Nepo-homebuyers? Nearly 1 in 4 young Americans use family money to fund down payment

A new survey reveals that nearly one-quarter of Gen Zers and millennials, who recently bought a home, used either a cash gift from family or an inheritance to help fund their down payment.

Real estate company Redfin surveyed more than 2,000 recent buyers in May and specifically analyzed young homebuyers for the report. "Young" homebuyers referred to millennials or Gen Zers; there were 700 young recent buyers who took the survey. 

Young people using family money to help purchase home

By the numbers:

According to the data, 24% of young Americans used family money to help fund their down payment.

Roughly one in five (21%) Gen Zers or millennials, who recently bought a home, used a cash gift from family to help with their down payment, and roughly 11% used an inheritance.

FILE: Sold sign at house. (Credit: Artur Widak/NurPhoto via Getty Images)

There were also other ways Gen Zers and millennials received help from family: About 18% reported they lived with family or friends to save money for their down payment.

More than half (57%) of young buyers saved directly from paychecks to make their down payment, making it the only method young homebuyers cited more often than cash gifts from family.

Survey asking how money is accumulated for down payment

Young buyers also used cryptocurrency, sold stock investments

By the numbers:

In addition, more than one in 10 (12.7%) young recent buyers used cryptocurrency to help fund their down payment, and 20.4% sold stock investments. 

Retirement funds also contributed to down payments: 12.3% of Gen Z and millennial buyers pulled money out of retirement accounts early, and 10.5% contributed less to retirement.

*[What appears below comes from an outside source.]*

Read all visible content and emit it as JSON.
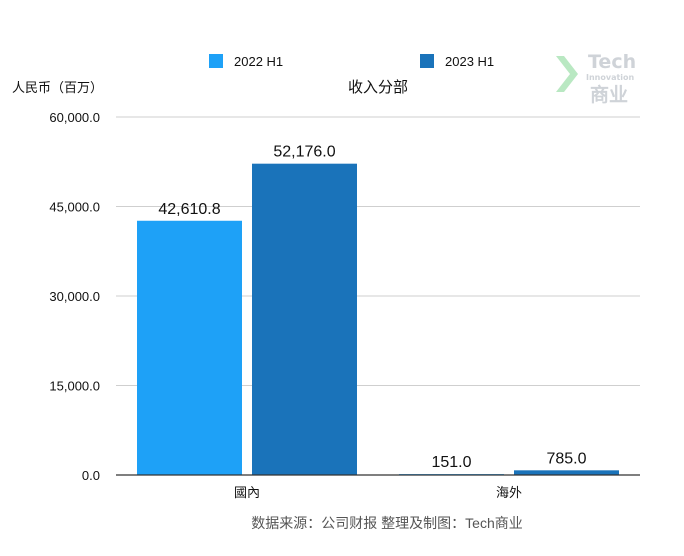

"We asked survey respondents how they accumulated funds for their down payment because for many Americans, it’s difficult to afford to buy a home," Redfin wrote in their report. "The median U.S. home-sale price, and the median monthly mortgage payment, are both near record highs. And while wages are rising, they aren’t rising as quickly as housing costs." 

Typical down payment up 7.5%

Big picture view:

The typical U.S. homebuyer’s down payment was roughly $63,000 as of 2024, up 7.5% from a year earlier. That’s equal to 16.3% of the typical home-purchase price

"People need to live somewhere, and living somewhere costs money. The problem right now: housing costs too much for a lot of people," said Dan Close, a Redfin Premier agent in Chicago. 

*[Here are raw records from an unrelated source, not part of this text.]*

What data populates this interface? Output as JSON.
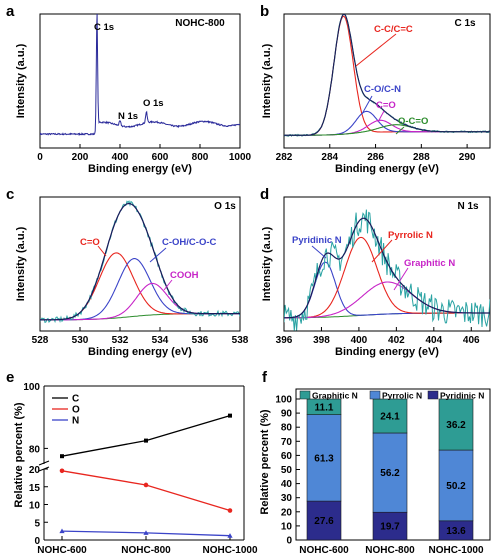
{
  "panels": {
    "a": {
      "label": "a",
      "title": "NOHC-800",
      "xlabel": "Binding energy (eV)",
      "ylabel": "Intensity (a.u.)",
      "xticks": [
        "0",
        "200",
        "400",
        "600",
        "800",
        "1000"
      ],
      "annotations": {
        "c1s": "C 1s",
        "n1s": "N 1s",
        "o1s": "O 1s"
      }
    },
    "b": {
      "label": "b",
      "title": "C 1s",
      "xlabel": "Binding energy (eV)",
      "ylabel": "Intensity (a.u.)",
      "xticks": [
        "282",
        "284",
        "286",
        "288",
        "290"
      ],
      "annotations": {
        "cc": "C-C/C=C",
        "co": "C-O/C-N",
        "c_o": "C=O",
        "oco": "O-C=O"
      }
    },
    "c": {
      "label": "c",
      "title": "O 1s",
      "xlabel": "Binding energy (eV)",
      "ylabel": "Intensity (a.u.)",
      "xticks": [
        "528",
        "530",
        "532",
        "534",
        "536",
        "538"
      ],
      "annotations": {
        "c_o": "C=O",
        "coh": "C-OH/C-O-C",
        "cooh": "COOH"
      }
    },
    "d": {
      "label": "d",
      "title": "N 1s",
      "xlabel": "Binding energy (eV)",
      "ylabel": "Intensity (a.u.)",
      "xticks": [
        "396",
        "398",
        "400",
        "402",
        "404",
        "406"
      ],
      "annotations": {
        "pyridinic": "Pyridinic N",
        "pyrrolic": "Pyrrolic N",
        "graphitic": "Graphitic N"
      }
    },
    "e": {
      "label": "e",
      "ylabel": "Relative percent (%)",
      "yticks_upper": [
        "80",
        "100"
      ],
      "yticks_lower": [
        "0",
        "5",
        "10",
        "15",
        "20"
      ]
    },
    "f": {
      "label": "f",
      "ylabel": "Relative percent (%)",
      "yticks": [
        "0",
        "10",
        "20",
        "30",
        "40",
        "50",
        "60",
        "70",
        "80",
        "90",
        "100"
      ]
    }
  },
  "chart_data": [
    {
      "panel": "a",
      "type": "line",
      "title": "NOHC-800",
      "xlabel": "Binding energy (eV)",
      "ylabel": "Intensity (a.u.)",
      "xlim": [
        0,
        1000
      ],
      "peaks": [
        {
          "name": "C 1s",
          "x": 284.6
        },
        {
          "name": "N 1s",
          "x": 400
        },
        {
          "name": "O 1s",
          "x": 532
        }
      ]
    },
    {
      "panel": "b",
      "type": "line",
      "title": "C 1s",
      "xlabel": "Binding energy (eV)",
      "ylabel": "Intensity (a.u.)",
      "xlim": [
        282,
        291
      ],
      "series": [
        {
          "name": "C-C/C=C",
          "center": 284.6
        },
        {
          "name": "C-O/C-N",
          "center": 285.6
        },
        {
          "name": "C=O",
          "center": 286.2
        },
        {
          "name": "O-C=O",
          "center": 286.8
        }
      ]
    },
    {
      "panel": "c",
      "type": "line",
      "title": "O 1s",
      "xlabel": "Binding energy (eV)",
      "ylabel": "Intensity (a.u.)",
      "xlim": [
        528,
        538
      ],
      "series": [
        {
          "name": "C=O",
          "center": 531.8
        },
        {
          "name": "C-OH/C-O-C",
          "center": 532.7
        },
        {
          "name": "COOH",
          "center": 533.6
        }
      ]
    },
    {
      "panel": "d",
      "type": "line",
      "title": "N 1s",
      "xlabel": "Binding energy (eV)",
      "ylabel": "Intensity (a.u.)",
      "xlim": [
        396,
        407
      ],
      "series": [
        {
          "name": "Pyridinic N",
          "center": 398.2
        },
        {
          "name": "Pyrrolic N",
          "center": 400.1
        },
        {
          "name": "Graphitic N",
          "center": 401.5
        }
      ]
    },
    {
      "panel": "e",
      "type": "line",
      "ylabel": "Relative percent (%)",
      "categories": [
        "NOHC-600",
        "NOHC-800",
        "NOHC-1000"
      ],
      "legend": "top-left",
      "axis_break": [
        20,
        75
      ],
      "ylim": [
        0,
        100
      ],
      "series": [
        {
          "name": "C",
          "values": [
            77.5,
            82.5,
            90.5
          ],
          "color": "#000000"
        },
        {
          "name": "O",
          "values": [
            19.5,
            15.5,
            8.3
          ],
          "color": "#e8261f"
        },
        {
          "name": "N",
          "values": [
            2.5,
            2.0,
            1.2
          ],
          "color": "#3b44c8"
        }
      ]
    },
    {
      "panel": "f",
      "type": "bar",
      "stacked": true,
      "ylabel": "Relative percent (%)",
      "categories": [
        "NOHC-600",
        "NOHC-800",
        "NOHC-1000"
      ],
      "ylim": [
        0,
        100
      ],
      "legend": "top",
      "series": [
        {
          "name": "Pyridinic N",
          "values": [
            27.6,
            19.7,
            13.6
          ],
          "color": "#2c2c8c"
        },
        {
          "name": "Pyrrolic N",
          "values": [
            61.3,
            56.2,
            50.2
          ],
          "color": "#4f87d6"
        },
        {
          "name": "Graphitic N",
          "values": [
            11.1,
            24.1,
            36.2
          ],
          "color": "#2e9c94"
        }
      ]
    }
  ]
}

"Some of those people live with their parents, and some are lucky enough to get help from their parents for a down payment and/or their monthly housing payments. In cases where that’s an option, it’s not a bad time to buy and start building equity because it’s a buyer’s market and lots of sellers are giving concessions."

Best housing market for first-time homebuyers is in Texas

Dig deeper:

Another study, released last month, found that McAllen, Texas was the best metro area for first-time homebuyers in 2025. After ranking fourth last year, McAllen replaced Lawton, Oklahoma as the number one metro area. 

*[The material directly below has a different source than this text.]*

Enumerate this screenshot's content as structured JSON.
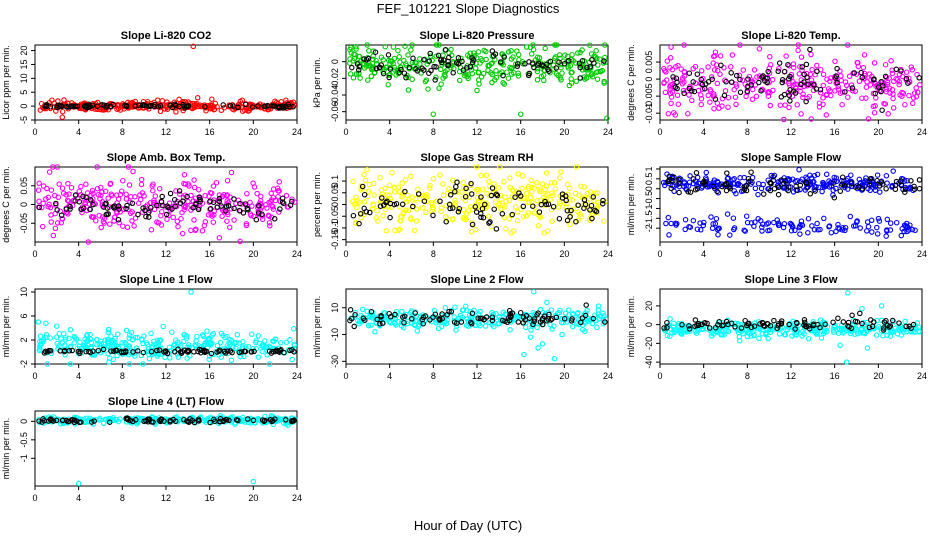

According to the data, McAllen offered positive projected home-price growth over the next year, moderate affordability with the median sale price of $204,499, and a market that allows potential buyers to take their time to make a decision before putting in an offer. 

RELATED: These are the best housing markets for first-time homebuyers in 2025

Meanwhile, Peoria and Decatur, Illinois ranked first and second in the affordability metric, with local home sale prices averaging about twice the amount of the median annual income. 

Davenport, Iowa; Springfield, Illinois; Lawton, Oklahoma; Cedar Rapids, Iowa; St. Joseph, Missouri; and Muncie, Indiana metros were also among the least expensive.

The Source: The information for this story comes from a survey by Redfin, published on July 14, 2025. The company surveyed more than 2,000 recent buyers in May 2025, analyzing young homebuyers. "Young" homebuyers referred to millennials or Gen Zers; there were 700 young recent buyers who took the survey. This story was reported from Los Angeles.